Il y eut un moment de silence atterré. La Lame devina plus qu’il ne vit l’ombre du poignard prolonger la silhouette de Corso. La Lame resta dos tourné. Il regardait Rubis qui écarquillait les yeux. Il savait, le vieux Saignant, que Corso ne pouvait pas le poignarder par-derrière. C’était une question de bon sens. Un acte déloyal aurait irrémédiablement compromis son avenir de chef du clan. C’était pourtant pas l’envie qui lui manquait, à Corso, de piquer le vieux chef, là, juste entre les omoplates.

— La Lame, grogna-t-il. Retourne-toi.

La Lame s’exécuta. D’un geste souple du poignet, il balança son triangle. La plaque assassine trancha dans le cou de Corso et une pointe se ficha dans une de ses vertèbres cervicales. Un jet de sang clair éclaboussa les bottes pointues de La Lame qui tenait déjà un second triangle entre le pouce et l’index, le geste du lancer à peine esquissé. Corso, dont les yeux roulaient comme des billes, lâcha son poignard et porta les mains vers son cou mutilé. Il plaqua les paumes sur sa blessure mais l’hémorragie dégoulinait entre ses doigts, inexorable. Affolé, il perdit l’équilibre, battit l’air de ses bras et tomba lourdement sur le sol, soulevant un nuage de poussière noire.

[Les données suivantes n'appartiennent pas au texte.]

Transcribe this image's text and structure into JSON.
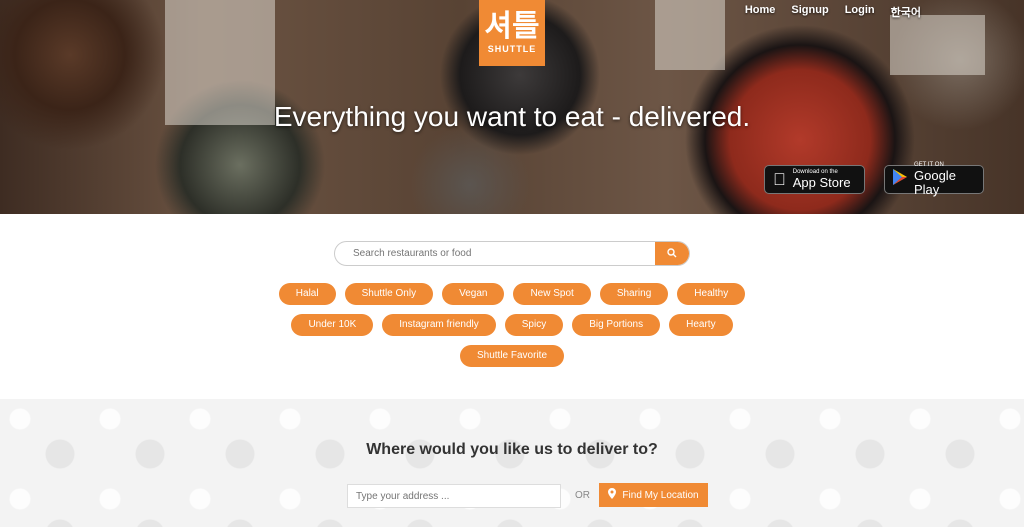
{
  "logo": {
    "korean": "셔틀",
    "english": "SHUTTLE"
  },
  "nav": {
    "home": "Home",
    "signup": "Signup",
    "login": "Login",
    "language": "한국어"
  },
  "hero": {
    "tagline": "Everything you want to eat - delivered."
  },
  "app_store": {
    "small": "Download on the",
    "big": "App Store",
    "icon": "apple-icon"
  },
  "google_play": {
    "small": "GET IT ON",
    "big": "Google Play",
    "icon": "play-icon"
  },
  "search": {
    "placeholder": "Search restaurants or food",
    "icon": "search-icon"
  },
  "tags": [
    [
      "Halal",
      "Shuttle Only",
      "Vegan",
      "New Spot",
      "Sharing",
      "Healthy"
    ],
    [
      "Under 10K",
      "Instagram friendly",
      "Spicy",
      "Big Portions",
      "Hearty"
    ],
    [
      "Shuttle Favorite"
    ]
  ],
  "deliver": {
    "heading": "Where would you like us to deliver to?",
    "address_placeholder": "Type your address ...",
    "or": "OR",
    "find_label": "Find My Location",
    "find_icon": "map-pin-icon"
  },
  "colors": {
    "accent": "#f08a34"
  }
}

La Lame remit le deuxième triangle à sa place, se pencha, prit le poignard de Corso dont il appuya la pointe sur le bitume. Il la brisa et jeta les deux morceaux sur le corps agonisant du jeune Saignant.

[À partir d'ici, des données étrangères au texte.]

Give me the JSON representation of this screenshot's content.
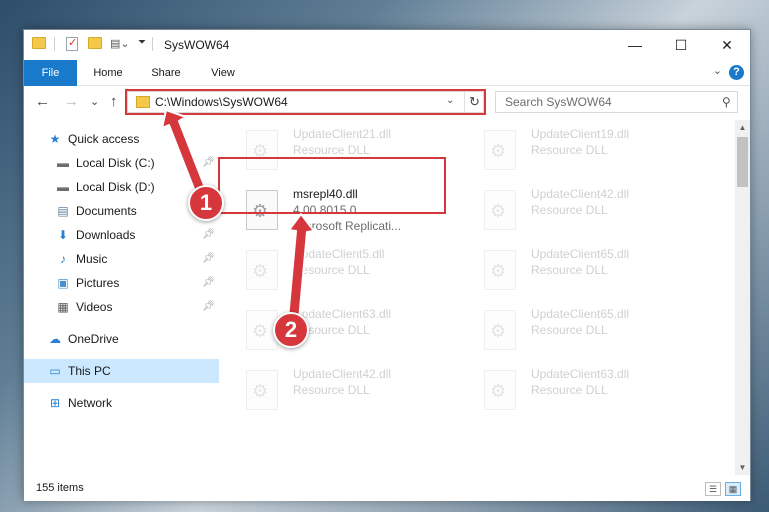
{
  "window": {
    "title": "SysWOW64"
  },
  "ribbon": {
    "tabs": [
      "File",
      "Home",
      "Share",
      "View"
    ],
    "help": "?"
  },
  "nav": {
    "back": "←",
    "forward": "→",
    "recent": "⌄",
    "up": "↑"
  },
  "address": {
    "path": "C:\\Windows\\SysWOW64",
    "dropdown": "⌄",
    "refresh": "↻"
  },
  "search": {
    "placeholder": "Search SysWOW64",
    "icon": "⚲"
  },
  "sidebar": {
    "items": [
      {
        "label": "Quick access",
        "icon": "★"
      },
      {
        "label": "Local Disk (C:)",
        "icon": "▬"
      },
      {
        "label": "Local Disk (D:)",
        "icon": "▬"
      },
      {
        "label": "Documents",
        "icon": "▤"
      },
      {
        "label": "Downloads",
        "icon": "⬇"
      },
      {
        "label": "Music",
        "icon": "♪"
      },
      {
        "label": "Pictures",
        "icon": "▣"
      },
      {
        "label": "Videos",
        "icon": "▦"
      },
      {
        "label": "OneDrive",
        "icon": "☁"
      },
      {
        "label": "This PC",
        "icon": "▭"
      },
      {
        "label": "Network",
        "icon": "⊞"
      }
    ]
  },
  "files": {
    "col1": [
      {
        "name": "UpdateClient21.dll",
        "type": "Resource DLL"
      },
      {
        "name": "UpdateClient5.dll",
        "type": "Resource DLL"
      },
      {
        "name": "UpdateClient63.dll",
        "type": "Resource DLL"
      },
      {
        "name": "UpdateClient42.dll",
        "type": "Resource DLL"
      }
    ],
    "col2": [
      {
        "name": "UpdateClient19.dll",
        "type": "Resource DLL"
      },
      {
        "name": "UpdateClient42.dll",
        "type": "Resource DLL"
      },
      {
        "name": "UpdateClient65.dll",
        "type": "Resource DLL"
      },
      {
        "name": "UpdateClient65.dll",
        "type": "Resource DLL"
      },
      {
        "name": "UpdateClient63.dll",
        "type": "Resource DLL"
      }
    ],
    "highlighted": {
      "name": "msrepl40.dll",
      "version": "4.00.8015.0",
      "description": "Microsoft Replicati..."
    }
  },
  "status": {
    "count": "155 items"
  },
  "annotations": {
    "step1": "1",
    "step2": "2",
    "color": "#d6373c"
  }
}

Il se releva et revint près de Rubis. Il désigna l’épaule déchirée de l’index.

Il faut faire soigner ça, Rubis.

Rubis, impressionné et flatté à la fois de l’attention que lui portait La Lame, secoua la tête.

— Et… pour la voiture ? balbutia-t-il.

Les hommes s’approchèrent pour entendre la réponse de celui qui restait leur chef.

— Blue nous la rapportera lui-même, déclara La Lame. Avec celui qui nous l’a prise.

Il se tourna vers ses hommes.

— Messieurs, nous avons quelque chose de plus important à préparer qu’une nouvelle guérilla avec les Patineurs. Je veux que vous commenciez un entraînement au combat rapproché dès cette nuit. Dans quelques jours, nous passerons !

Une rumeur sourde parcourut les rangs, puis les premiers cris d’enthousiasmes éclatèrent. La Lame, souriant, prit Rubis par son bras valide et l’entraîna plus loin, fendant la foule qui s’écarta en scandant des hourras frénétiques.

La poussière recouvrait déjà le cadavre de Corso.